Новый роман Личутина начинается с того, как затесавшийся в Москву северянин Иван Жуков (чеховского Ваньку Жукова помните?) внимает по телеку речи новоиспечённого (в преисподней, конечно, испечённого) вождя Горбачёва, этого "самого-то заурядного человеченки с дьявольскою метою на лице", дивясь его "карамельной" улыбке, "лакированным" глазкам, да недержанию пустовато округлых, зато радужных и заманных словес. Не одного Жукова увлёк пустозвон обещаниями скорой манны небесной. Но если большинство народа возгревало душу надеждами, что всё сделается, как обещается, само собой, лишь благодаря включению волшебной триады "гласность-ускорение-перестройка", то Иван-не-дурак решает действовать сам. Верно смекнув, что новое время будет всего сподручнее для освоения традиционной еврейской коммерческой жилке, он решает и сам из русака перековаться в евреи. Невзрачную, хоть и легендарную, фамилию Жуков он меняет на звучное Ротман. Есть в его решении и дальние планы, свидетельствующие о широте "лукавого", по Пушкину, русского ума. С одной стороны, вроде как самопожертвование: Жуков-Ротман желает яко юродивый пострадать вместе с якобы гонимым в России народом. С другой стороны — привить цепкую энергию слишком уж вальяжной, с авося на небось перебивающейся русской душе. Без такой энергии, деловой хватки да сметливого расчёта в грядущей жизни, думает он, пропадёшь ни за грош. Хватит лежать на печи да на щуку надеяться, не тот нынче потребен Иван.
Он возвращается в родные края, к берегам северной серебристой реки.

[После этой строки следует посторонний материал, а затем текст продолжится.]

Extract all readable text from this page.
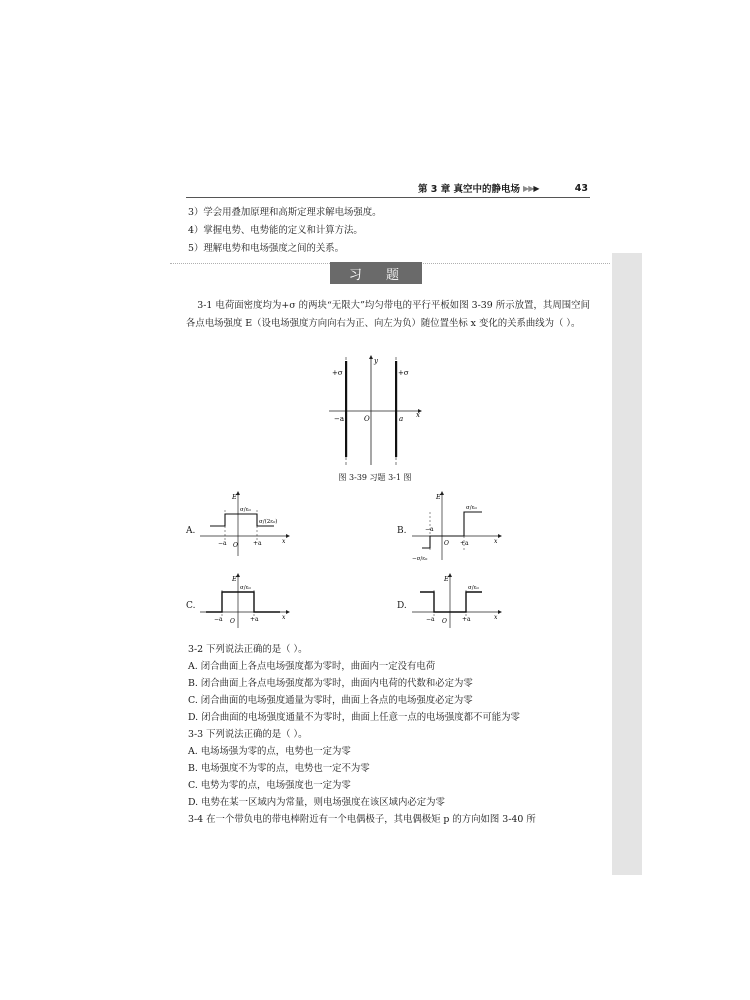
第 3 章 真空中的静电场 ▶▶▶	43
3）学会用叠加原理和高斯定理求解电场强度。
4）掌握电势、电势能的定义和计算方法。
5）理解电势和电场强度之间的关系。
习 题
3-1 电荷面密度均为+σ 的两块“无限大”均匀带电的平行平板如图 3-39 所示放置，其周围空间各点电场强度 E（设电场强度方向向右为正、向左为负）随位置坐标 x 变化的关系曲线为（ ）。
+σ	+σ
y
x
−a	O	a
图 3-39 习题 3-1 图
A.
E
σ/ε₀
σ/(2ε₀)
−a O	+a	x
B.
E
σ/ε₀
−a
O +a	x
−σ/ε₀
C.
E
σ/ε₀
−a O	+a	x
D.
E
σ/ε₀
−a O	+a	x
3-2 下列说法正确的是（ ）。
A. 闭合曲面上各点电场强度都为零时，曲面内一定没有电荷
B. 闭合曲面上各点电场强度都为零时，曲面内电荷的代数和必定为零
C. 闭合曲面的电场强度通量为零时，曲面上各点的电场强度必定为零
D. 闭合曲面的电场强度通量不为零时，曲面上任意一点的电场强度都不可能为零
3-3 下列说法正确的是（ ）。
A. 电场场强为零的点，电势也一定为零
B. 电场强度不为零的点，电势也一定不为零
C. 电势为零的点，电场强度也一定为零
D. 电势在某一区域内为常量，则电场强度在该区域内必定为零
3-4 在一个带负电的带电棒附近有一个电偶极子，其电偶极矩 p 的方向如图 3-40 所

Разворачивает кипучую деятельность в азарте первоначального накопления, прямо ярится, как заезжий племенной бык посреди просевших от затяжной голодной тоски телушек. Ему, кстати, и местная красавица в жёны достаётся, даром что любит другого — непутёвого пьянчужку-художника Алёшку Братилова. Но выходит замуж за "победителя" — Ивана Жукова, то бишь Ротмана, и таким образом становится "миледи Ротман". Какой-то в этом "миледи" чуется отзвук шукшинского ёрнического "миль пардон, мадам". Остранённо-нездешняя киношная красивость, переложенная на балалайку.